Notez bien ceci : dans ces documents, les deux Marie ne sont jamais présentes simultanément (prenez la Pistis Sophia par exemple), tout simplement parce qu’elles ne le peuvent pas !
Vouloir à toute force les distinguer revient ni plus, ni moins, à s’opposer sur la question de savoir si c’est plutôt « bonnet blanc » ou « blanc bonnet »… (tiens… un chiasme !).
Et ceci est valable pour tous les textes gnostiques ou assimilés qui nous sont parvenus.
Le baiser de Marie à Jésus
On a voulu faire de Marie de Magdala l’épouse ou la compagne de Jésus en s’appuyant notamment sur ces mêmes documents, en particulier l’Évangile de Marie et l’Évangile selon Philippe. Marie de Magdala y est en effet appelé la « compagne » de Jésus, il y est dit que Jésus l’aimait plus que tout autre femme et qu’il l’embrassait souvent sur la bouche.

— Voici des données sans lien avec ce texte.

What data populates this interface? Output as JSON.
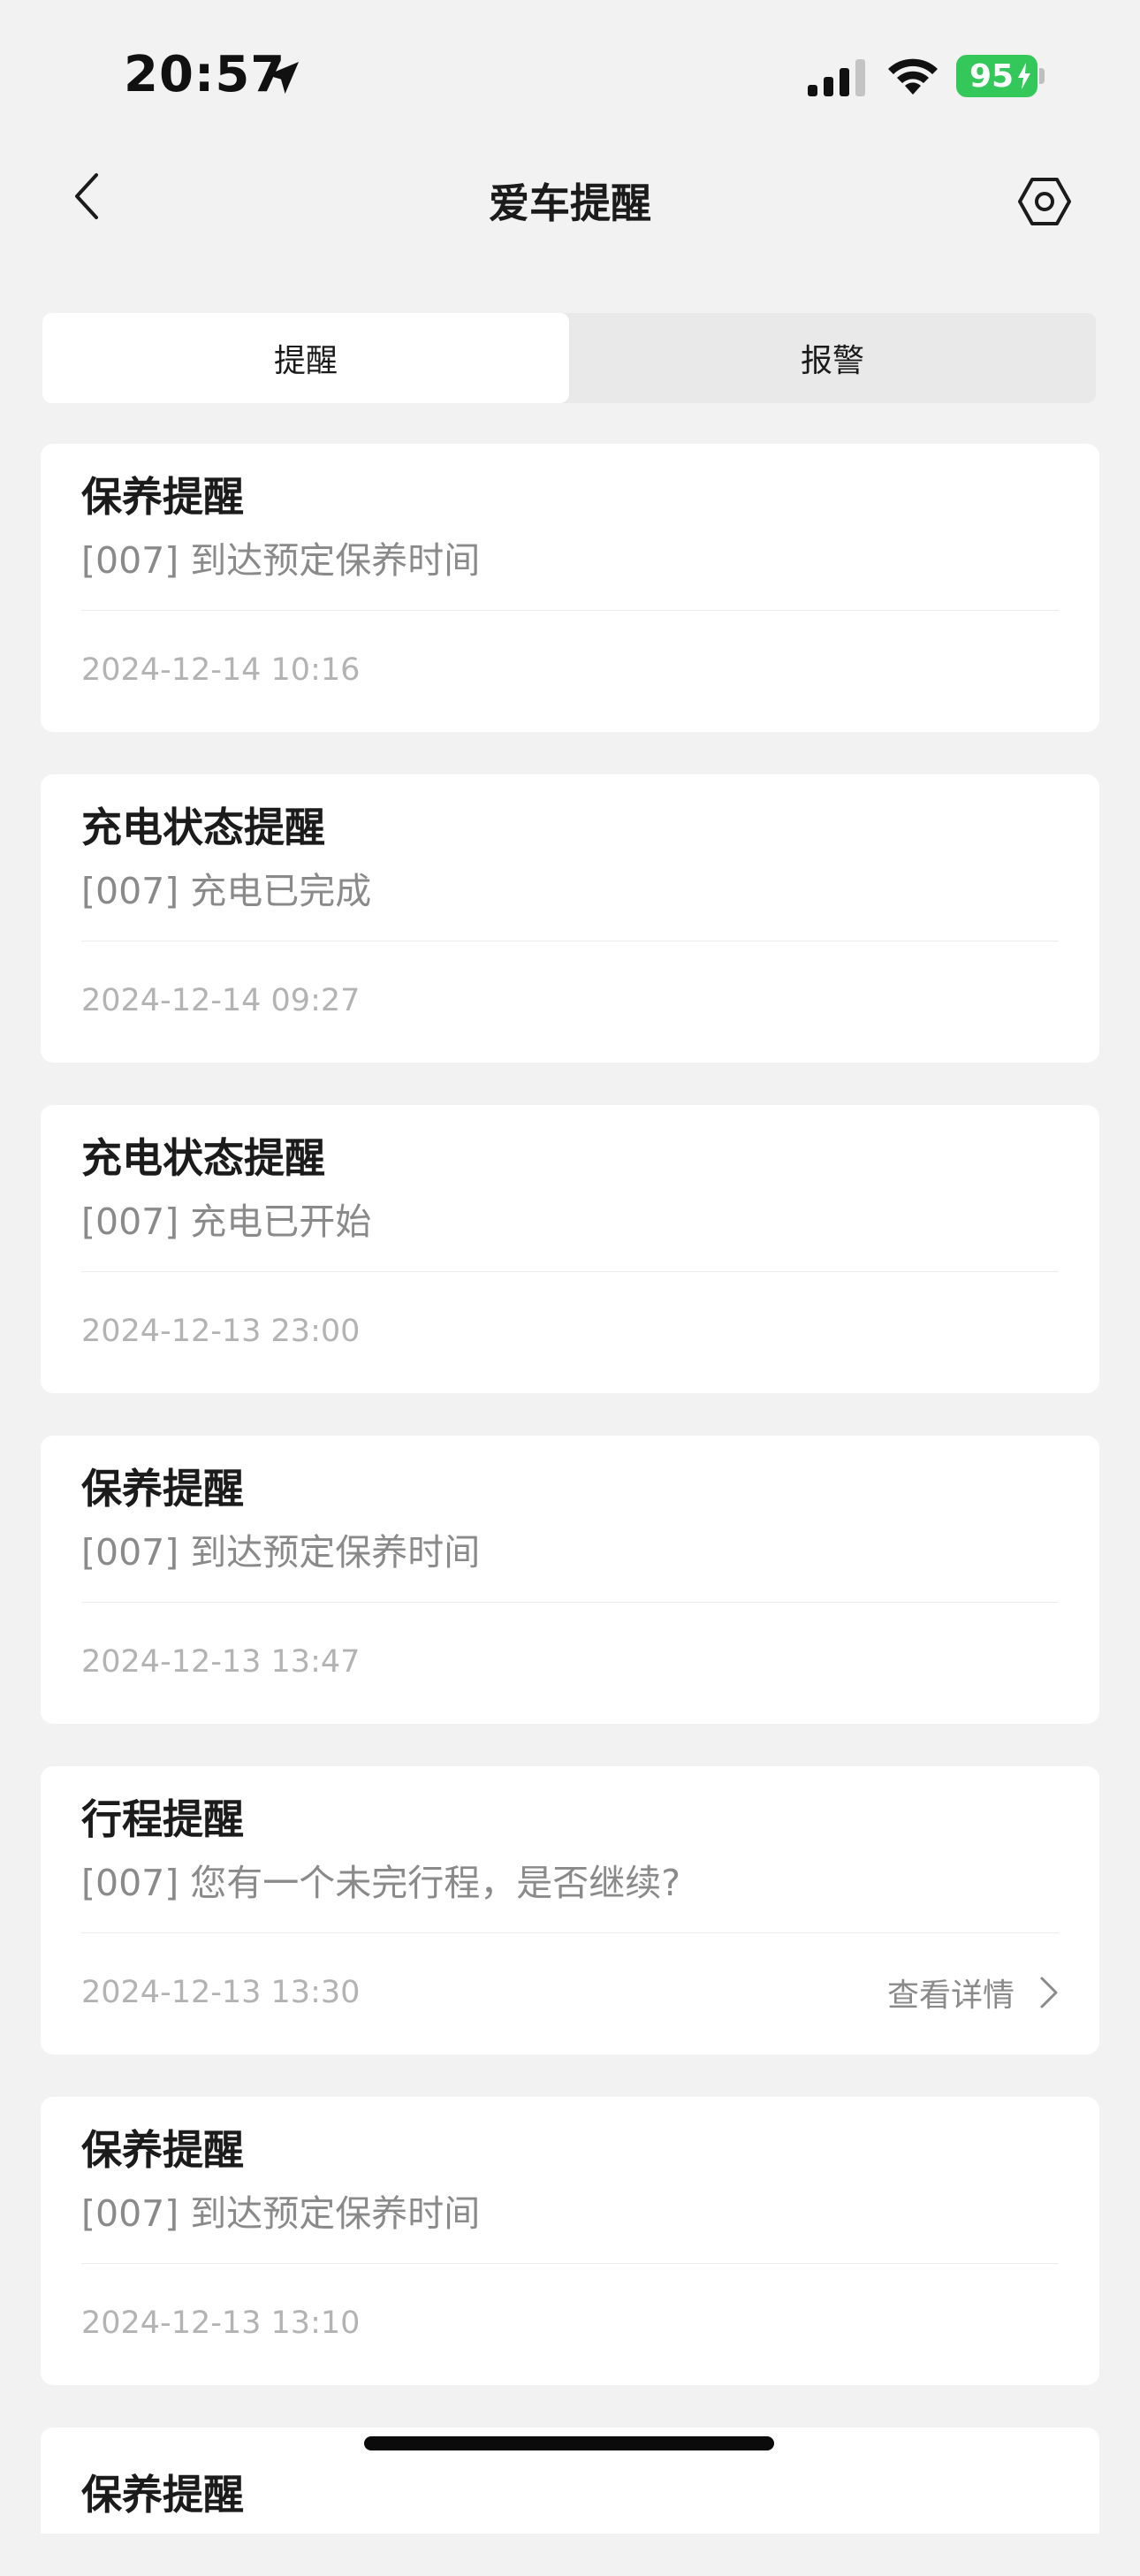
{
  "status_bar": {
    "time": "20:57",
    "battery": "95"
  },
  "nav": {
    "title": "爱车提醒"
  },
  "tabs": [
    {
      "label": "提醒",
      "active": true
    },
    {
      "label": "报警",
      "active": false
    }
  ],
  "cards": [
    {
      "title": "保养提醒",
      "message": "[007] 到达预定保养时间",
      "time": "2024-12-14 10:16"
    },
    {
      "title": "充电状态提醒",
      "message": "[007] 充电已完成",
      "time": "2024-12-14 09:27"
    },
    {
      "title": "充电状态提醒",
      "message": "[007] 充电已开始",
      "time": "2024-12-13 23:00"
    },
    {
      "title": "保养提醒",
      "message": "[007] 到达预定保养时间",
      "time": "2024-12-13 13:47"
    },
    {
      "title": "行程提醒",
      "message": "[007] 您有一个未完行程，是否继续?",
      "time": "2024-12-13 13:30",
      "detail_label": "查看详情"
    },
    {
      "title": "保养提醒",
      "message": "[007] 到达预定保养时间",
      "time": "2024-12-13 13:10"
    },
    {
      "title": "保养提醒"
    }
  ],
  "colors": {
    "battery": "#34c759",
    "background": "#f2f2f2",
    "card": "#ffffff",
    "muted_text": "#8a8a8a",
    "time_text": "#b3b3b3"
  }
}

Certes, mais ceci étaye justement cela car dans la tradition syriaque, la mère de Jésus est également qualifiée de « compagne » (au sens de complémentarité, évidemment…) de son Fils, et il est également dit que Jésus l’aimait « plus que tout autre femme ».
Mais quoi de si étonnant, de la part d’un homme a priori célibataire et sans enfants, que d’aimer ainsi sa mère ? D’autant qu’ici, l’amour filial se double évidemment d’un amour mystique.
Reste le baiser sur la bouche. Laissons de côté sa dimension symbolique et mystique et allons droit au but : le baiser sur la bouche était alors une pratique répandue, entre amis et entre proches, comme de nombreux documents l’attestent.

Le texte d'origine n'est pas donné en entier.